To help keep your own chin high and lip stiff, I offer herewith a helping of distractions and items of interest that could very well make or break your ability to ever again confront the horrifying solitude of the keyboard. Drink up.
- FINALLY: The Difference between Nerd, Dork, and Geek Explained by a Venn Diagram
Found this via a tweet by Levi Montgomery. Easily one of the Top 5 most useful bits of information ever posted on Twitter.
You laugh. I’m serious. Who can keep these things straight?
- How To Correctly Pronounce Authors’ Names
Another absurdly useful post. Bookmark it, or print it out for study in the library. (Make flashcards if you’re serious about name-dropping and party chatter.)
On the platform subject, does it help or hurt an author to have an indecipherable name? Does it make people less likely to reference you, or does it make them more likely to talk about you, if only relative to the difficulty of pronunciation?
- Esquire Mag’s List of 75 Books Every Man Should Read
A pretty good list. (You know it’s a pretty good list — particularly given the New York sourcing — because Grapes of Wrath makes the Top 10, as it should.)
The whole Esquire/Man thing has jumped the shark, reducing the magazine to self-parody, but most of the books on this list are deserving — and not just of men. There’s the usual b-side pick (Fitzgeralds’ The Crack-Up) here and there because the a-side title (The Great Gatsby) is simply too well known, but that’s to be expected given the trendiness of the source. So ignore the source and dig into the list. You’ll like.
- Literary T-shirts: a spring roundup
A confession of sorts here. A lot of people think a writer has only really made it when one of that writer’s titles is turned into a Hollywood film. Personally, I’ll feel like I made it when one of my titles is turned into a t-shirt.
- The Story of Bottled Water
I’m not a trendy person. In fact, I’m an anti-trendy person. And I’m particularly anti-trendy relative to fake trends promulgated by people with a profit motive.

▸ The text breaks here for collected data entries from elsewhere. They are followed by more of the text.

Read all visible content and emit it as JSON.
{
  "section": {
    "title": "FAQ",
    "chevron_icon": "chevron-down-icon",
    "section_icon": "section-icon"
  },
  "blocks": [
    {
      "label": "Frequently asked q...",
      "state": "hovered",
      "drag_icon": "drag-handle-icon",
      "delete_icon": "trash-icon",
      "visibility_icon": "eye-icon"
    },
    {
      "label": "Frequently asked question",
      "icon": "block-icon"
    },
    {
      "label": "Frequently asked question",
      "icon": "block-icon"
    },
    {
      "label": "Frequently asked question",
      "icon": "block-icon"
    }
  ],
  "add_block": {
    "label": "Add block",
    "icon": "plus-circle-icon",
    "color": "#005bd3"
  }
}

Which is to say in this case that I never started buying bottles of water. I don’t need a bottle of water with me at all times, I don’t need to hold a bottle of water in order to feel culturally relevant, I don’t know and don’t care about the relative caste hierarchy of bottled-water brands, and I’m brazenly smug about all of this.

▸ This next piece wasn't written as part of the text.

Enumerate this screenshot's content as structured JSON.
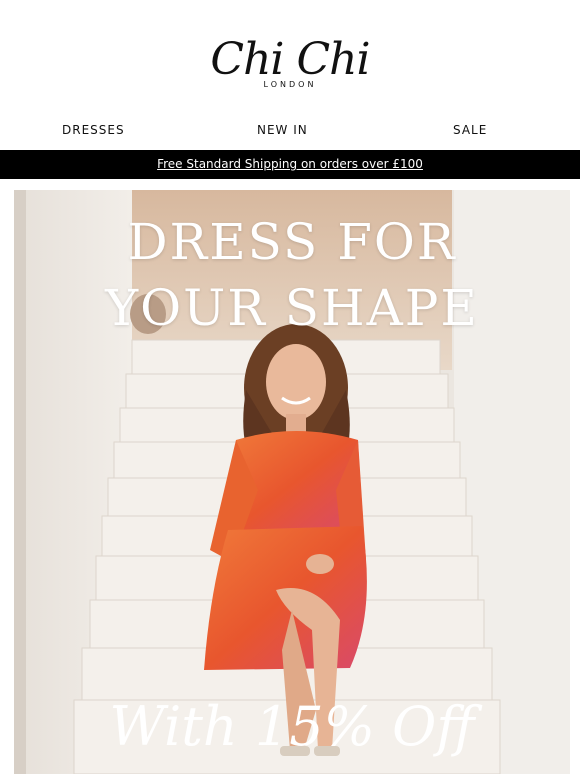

Click the link. Join the anti-trend. Be smug.
- Here’s a legal way to print money: change the font
There are some trade-offs that have to be computed here, but the idea is an interesting one. A savvy writer could easily save a significant amount of money that she doesn’t otherwise have by making a few smart printing choices — particularly when printing out drafts. (If an ink-miserly font creates more pages, a smaller size of that font would shrink the overall length of the document, and offer additional ink savings.)
Update: a kill joy debunks the idea.
- FOXWOODS WELCOMES CELEBRITY AUTHOR SERIES “FRIENDS AND AUTHORS”
Before you click the link, take a moment to get in touch with your own beliefs about the publishing industry, about the whole book-selling thang, and about what it means to be an author. You won’t be disappointed (in yourself).
Admission to the discussion is free with purchase of books.
Now that’s a business model.
Talking about publishing is like talking about any other massive subject. It’s the details that matter.
What are your details? What part of the publishing paradigm matters to you? If you care about words or stories, that’s something entirely different than caring about your own celebrity. And I mean entirely.